Appropriate data handling is guaranteed by companies that have earned security standard certification, with ISO-27001 being the best known.
We’re proud to say that Windmill Digital is ISO-27001 certified.
Encryption includes mathematical algorithms that convert information into specific codes that are only recognized by the receiver. Data encryption is an effective way of securing user information. Advanced Encryption Standard (AES) is the most popular data encryption algorithm for storage encryption. Others include RSA, which consists of a private and public encryption key; and Twofish is a freeware algorithm that allows data to be encrypted seamlessly into 128-bit blocks. Another alternative algorithm is 3DES, which is popular in safeguarding credit card PINs. To avoid hackers from misusing information, Pretty Good Encryption (PGE) can be used.
To maintain the security standard of your fintech app, encrypt information such as users’ names, addresses, social security numbers, payment histories, account numbers, etc.
Think about coding standards
Your fintech app should be effortlessly transferrable between different devices. There’s no point in having a secure app logic or infrastructure if the coding is inadequate. Securing your fintech app means securing its design, code optimization, and infrastructure. Consider everything from input validation to password management. Input validation, for instance, will restrict hackers from transferring malicious codes into your app.
You might want to avoid using SQL Injections, as hackers can send unverified SQL-related questions to your database. This can give them access to confidential information. To avoid hacking via SQL injections, consider simulating attacks on your app to see if they worked.
If you’re using third-party tools or libraries ensure they are from trusted sources only. Choose ones that update their software to meet the necessary security compliances.

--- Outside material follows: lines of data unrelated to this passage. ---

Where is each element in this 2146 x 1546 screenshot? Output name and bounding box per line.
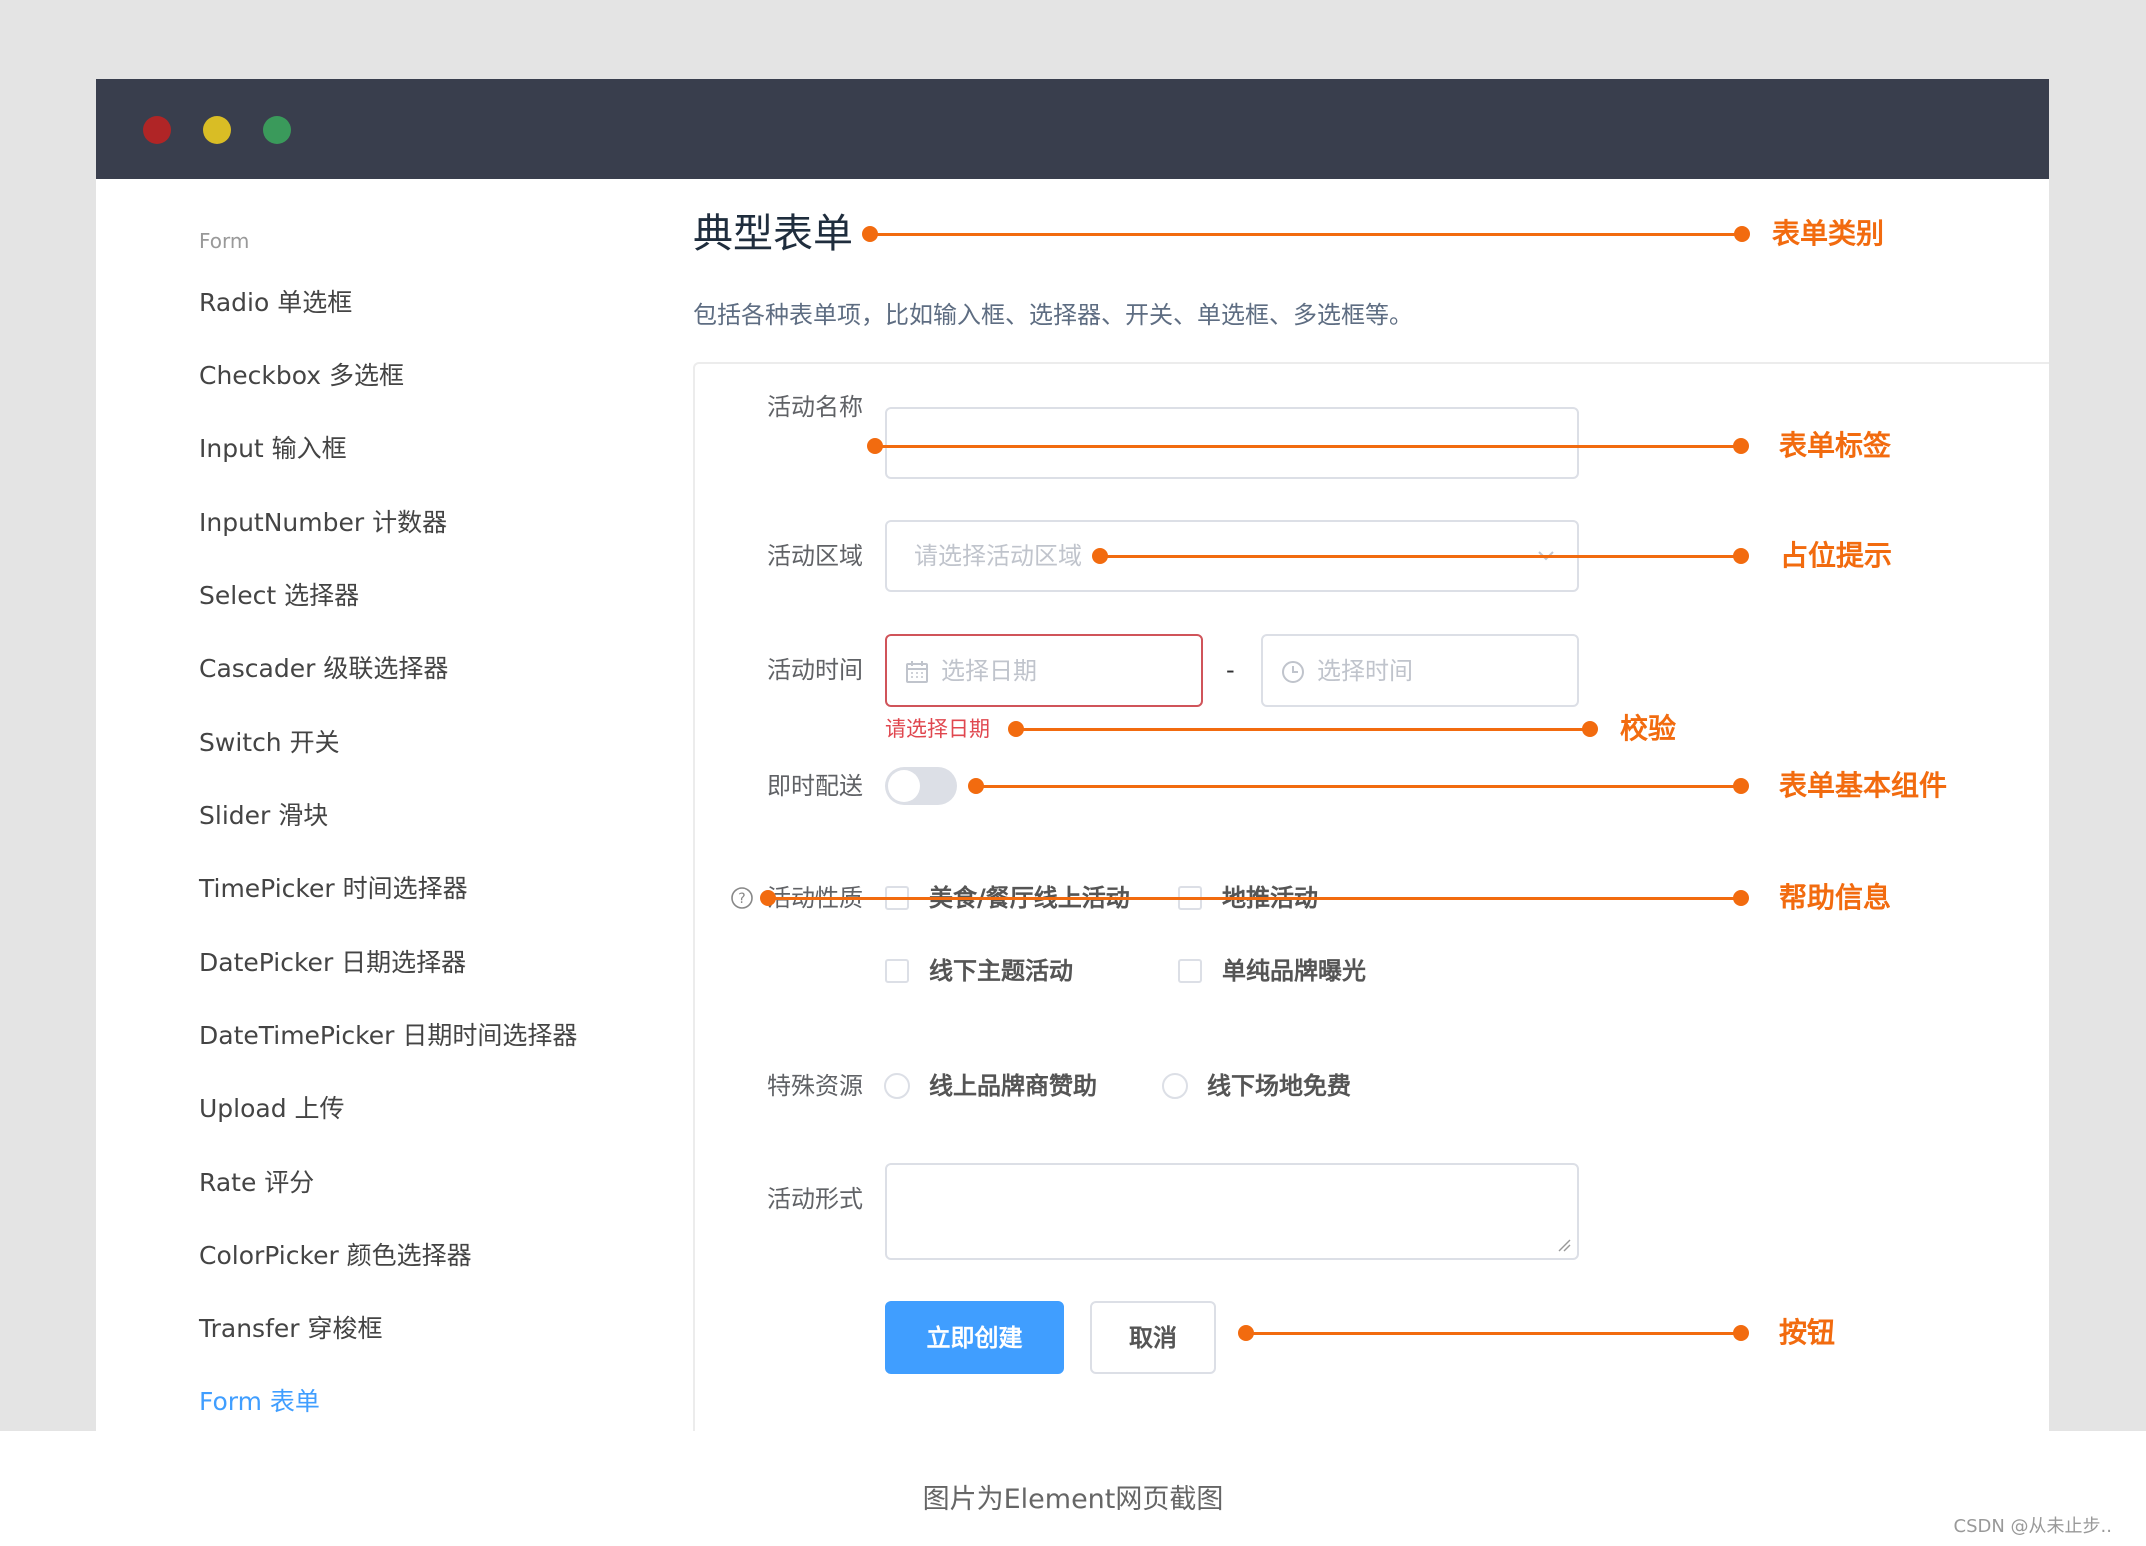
annotation-line <box>1100 555 1741 558</box>
delivery-switch[interactable] <box>885 767 957 805</box>
form-label-region: 活动区域 <box>767 542 863 570</box>
resize-handle-icon[interactable] <box>1557 1238 1571 1252</box>
sidebar-item-transfer[interactable]: Transfer 穿梭框 <box>199 1312 382 1346</box>
image-caption: 图片为Element网页截图 <box>922 1484 1224 1515</box>
close-window-icon[interactable] <box>143 116 171 144</box>
sidebar-item-select[interactable]: Select 选择器 <box>199 579 359 613</box>
annotation-line <box>870 233 1742 236</box>
page-title: 典型表单 <box>693 211 853 257</box>
minimize-window-icon[interactable] <box>203 116 231 144</box>
form-label-delivery: 即时配送 <box>767 772 863 800</box>
annotation-label: 校验 <box>1620 712 1677 745</box>
annotation-line <box>1246 1332 1741 1335</box>
date-picker-input[interactable]: 选择日期 <box>885 634 1203 707</box>
annotation-label: 表单类别 <box>1772 217 1885 250</box>
submit-button[interactable]: 立即创建 <box>885 1301 1064 1374</box>
browser-window: Form Radio 单选框 Checkbox 多选框 Input 输入框 In… <box>96 79 2049 1431</box>
annotation-end-dot <box>1733 778 1749 794</box>
checkbox-label[interactable]: 单纯品牌曝光 <box>1222 954 1366 988</box>
radio-label[interactable]: 线下场地免费 <box>1207 1069 1351 1103</box>
sidebar-item-slider[interactable]: Slider 滑块 <box>199 799 328 833</box>
time-picker-input[interactable]: 选择时间 <box>1261 634 1579 707</box>
annotation-end-dot <box>1734 226 1750 242</box>
clock-icon <box>1282 661 1304 683</box>
annotation-line <box>1016 728 1590 731</box>
maximize-window-icon[interactable] <box>263 116 291 144</box>
annotation-end-dot <box>1733 1325 1749 1341</box>
date-error-message: 请选择日期 <box>885 717 990 741</box>
desc-textarea[interactable] <box>885 1163 1579 1260</box>
form-label-name: 活动名称 <box>767 393 863 421</box>
checkbox-label[interactable]: 线下主题活动 <box>929 954 1073 988</box>
annotation-line <box>976 785 1741 788</box>
sidebar-item-colorpicker[interactable]: ColorPicker 颜色选择器 <box>199 1239 472 1273</box>
annotation-label: 帮助信息 <box>1779 881 1892 914</box>
page-description: 包括各种表单项，比如输入框、选择器、开关、单选框、多选框等。 <box>693 301 1413 329</box>
sidebar-item-checkbox[interactable]: Checkbox 多选框 <box>199 359 404 393</box>
form-label-time: 活动时间 <box>767 656 863 684</box>
radio-label[interactable]: 线上品牌商赞助 <box>929 1069 1097 1103</box>
sidebar-item-input[interactable]: Input 输入框 <box>199 432 347 466</box>
watermark: CSDN @从未止步.. <box>1953 1516 2112 1537</box>
sidebar-item-inputnumber[interactable]: InputNumber 计数器 <box>199 506 447 540</box>
title-bar <box>96 79 2049 179</box>
sidebar-item-switch[interactable]: Switch 开关 <box>199 726 340 760</box>
radio-offline-venue[interactable] <box>1162 1073 1188 1099</box>
checkbox-brand-exposure[interactable] <box>1178 959 1202 983</box>
region-placeholder: 请选择活动区域 <box>914 542 1082 570</box>
annotation-end-dot <box>1582 721 1598 737</box>
annotation-line <box>768 897 1741 900</box>
annotation-end-dot <box>1733 438 1749 454</box>
calendar-icon <box>906 661 928 683</box>
switch-knob <box>888 770 920 802</box>
sidebar-item-rate[interactable]: Rate 评分 <box>199 1166 314 1200</box>
form-label-desc: 活动形式 <box>767 1185 863 1213</box>
sidebar-item-form[interactable]: Form 表单 <box>199 1385 320 1419</box>
sidebar-item-timepicker[interactable]: TimePicker 时间选择器 <box>199 872 468 906</box>
annotation-label: 按钮 <box>1779 1316 1836 1349</box>
annotation-label: 表单标签 <box>1779 429 1892 462</box>
radio-online-sponsor[interactable] <box>884 1073 910 1099</box>
annotation-label: 占位提示 <box>1780 539 1893 572</box>
sidebar-item-datepicker[interactable]: DatePicker 日期选择器 <box>199 946 466 980</box>
time-placeholder: 选择时间 <box>1317 657 1413 685</box>
sidebar-item-radio[interactable]: Radio 单选框 <box>199 286 352 320</box>
cancel-button[interactable]: 取消 <box>1090 1301 1216 1374</box>
sidebar-item-cascader[interactable]: Cascader 级联选择器 <box>199 652 448 686</box>
form-label-resource: 特殊资源 <box>767 1072 863 1100</box>
sidebar-item-upload[interactable]: Upload 上传 <box>199 1092 345 1126</box>
annotation-end-dot <box>1733 890 1749 906</box>
date-placeholder: 选择日期 <box>941 657 1037 685</box>
annotation-label: 表单基本组件 <box>1779 769 1948 802</box>
sidebar-item-datetimepicker[interactable]: DateTimePicker 日期时间选择器 <box>199 1019 577 1053</box>
sidebar-header: Form <box>199 229 250 253</box>
annotation-line <box>875 445 1741 448</box>
annotation-end-dot <box>1733 548 1749 564</box>
checkbox-offline-theme[interactable] <box>885 959 909 983</box>
date-time-separator: - <box>1226 656 1235 684</box>
name-input[interactable] <box>885 407 1579 479</box>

Whether it’s getting the app logic right or having optimal infrastructure security and coding standards, you must tick all the security boxes. Research has found that cybercrime increases by 15 percent every year, making it important to secure your fintech app now more than ever. It’s vital to have an efficient team as well who are well trained. Updating and educating fellow team members regularly regarding any updates in your security standards can be beneficial.